Intel Sharing Needed
Roy agreed but said that while “states are the weakest link” in protecting Americans from CCP-affiliated hackers, state lawmakers who want to shore up protections are getting little assistance from federal agencies under the Biden administration in how to do so.
“This is in the federal government’s bailiwick. I don’t get the intelligence to deal with it,” he said. “As a state legislator, I do not get intelligence updates. We’re not getting intelligence briefings” in State Houses across the country.
It doesn’t help that successive administrations have fudged in stating the obvious to the American public, although “Trump put his thumb on it”—that China under the CCP is not merely a difficult trading partner but an existential threat, Roy said.
“The problem is the federal government needs to tell the people, ‘Look, the Chinese government is an enemy—they are our enemy,’” he said. “People don’t understand that they are our enemy.”
Long cited similar frustrations, calling for more federal coordination and focus for states. “We are kind of in the early stages of this,” he said of increasing pressure on China. “Now that Trump is no longer in office, nobody on the national level is spearheading the effort.”
Roy was surprised his bill in New Hampshire was among only four 2023 state measures addressing the issue.
“It seems to me this should be a priority.

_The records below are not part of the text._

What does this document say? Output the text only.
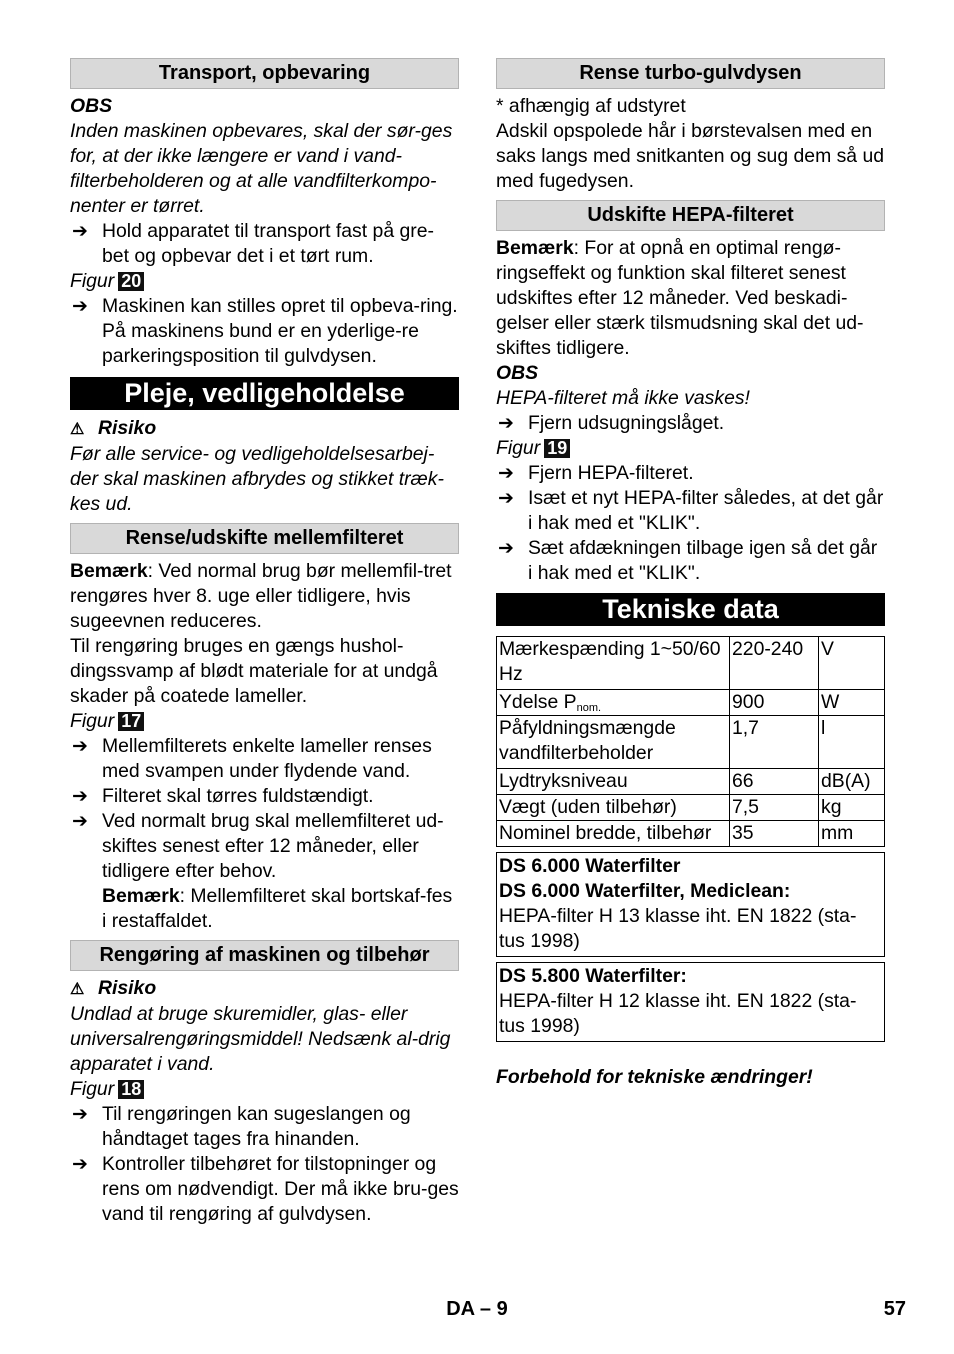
Transport, opbevaring

OBS

Inden maskinen opbevares, skal der sør-ges for, at der ikke længere er vand i vand-filterbeholderen og at alle vandfilterkompo-nenter er tørret.

➔ Hold apparatet til transport fast på gre-bet og opbevar det i et tørt rum.

Figur 20

➔ Maskinen kan stilles opret til opbeva-ring. På maskinens bund er en yderlige-re parkeringsposition til gulvdysen.

Pleje, vedligeholdelse

⚠ Risiko

Før alle service- og vedligeholdelsesarbej-der skal maskinen afbrydes og stikket træk-kes ud.

Rense/udskifte mellemfilteret

Bemærk: Ved normal brug bør mellemfil-tret rengøres hver 8. uge eller tidligere, hvis sugeevnen reduceres.

Til rengøring bruges en gængs hushol-dingssvamp af blødt materiale for at undgå skader på coatede lameller.

Figur 17

➔ Mellemfilterets enkelte lameller renses med svampen under flydende vand.

➔ Filteret skal tørres fuldstændigt.

➔ Ved normalt brug skal mellemfilteret ud-skiftes senest efter 12 måneder, eller tidligere efter behov.

Bemærk: Mellemfilteret skal bortskaf-fes i restaffaldet.

Rengøring af maskinen og tilbehør

⚠ Risiko

Undlad at bruge skuremidler, glas- eller universalrengøringsmiddel! Nedsænk al-drig apparatet i vand.

Figur 18

➔ Til rengøringen kan sugeslangen og håndtaget tages fra hinanden.

➔ Kontroller tilbehøret for tilstopninger og rens om nødvendigt. Der må ikke bru-ges vand til rengøring af gulvdysen.

Rense turbo-gulvdysen

* afhængig af udstyret

Adskil opspolede hår i børstevalsen med en saks langs med snitkanten og sug dem så ud med fugedysen.

Udskifte HEPA-filteret

Bemærk: For at opnå en optimal rengø-ringseffekt og funktion skal filteret senest udskiftes efter 12 måneder. Ved beskadi-gelser eller stærk tilsmudsning skal det ud-skiftes tidligere.

OBS

HEPA-filteret må ikke vaskes!

➔ Fjern udsugningslåget.

Figur 19

➔ Fjern HEPA-filteret.

➔ Isæt et nyt HEPA-filter således, at det går i hak med et "KLIK".

➔ Sæt afdækningen tilbage igen så det går i hak med et "KLIK".

Tekniske data
Mærkespænding 1~50/60 Hz	220-240	V
Ydelse $P_{nom.}$	900	W
Påfyldningsmængde vandfilterbeholder	1,7	l
Lydtryksniveau	66	dB(A)
Vægt (uden tilbehør)	7,5	kg
Nominel bredde, tilbehør	35	mm

DS 6.000 Waterfilter

DS 6.000 Waterfilter, Mediclean:

HEPA-filter H 13 klasse iht. EN 1822 (sta-tus 1998)

DS 5.800 Waterfilter:

HEPA-filter H 12 klasse iht. EN 1822 (sta-tus 1998)

Forbehold for tekniske ændringer!

DA – 9	57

It’s shocking that more states have not done it,” he said. “This is happening while we watch them buying up property in the United States. Nobody seems to be doing anything about it. That is on my radar, too.”
Jones said that acquisition of property, especially of agricultural land, by CCP shell companies will be a topic of an ALEC task force seminar in the coming months. Florida Gov. Ron DeSantis raised the issue during a July speech.
“DeSantis, by the way, is awesome,” she said. “Through executive orders and legislation, he is protecting the state of Florida from Chinese influence about as well as he can. In fact, ALEC has adopted some of its model policies from what Florida is already doing.”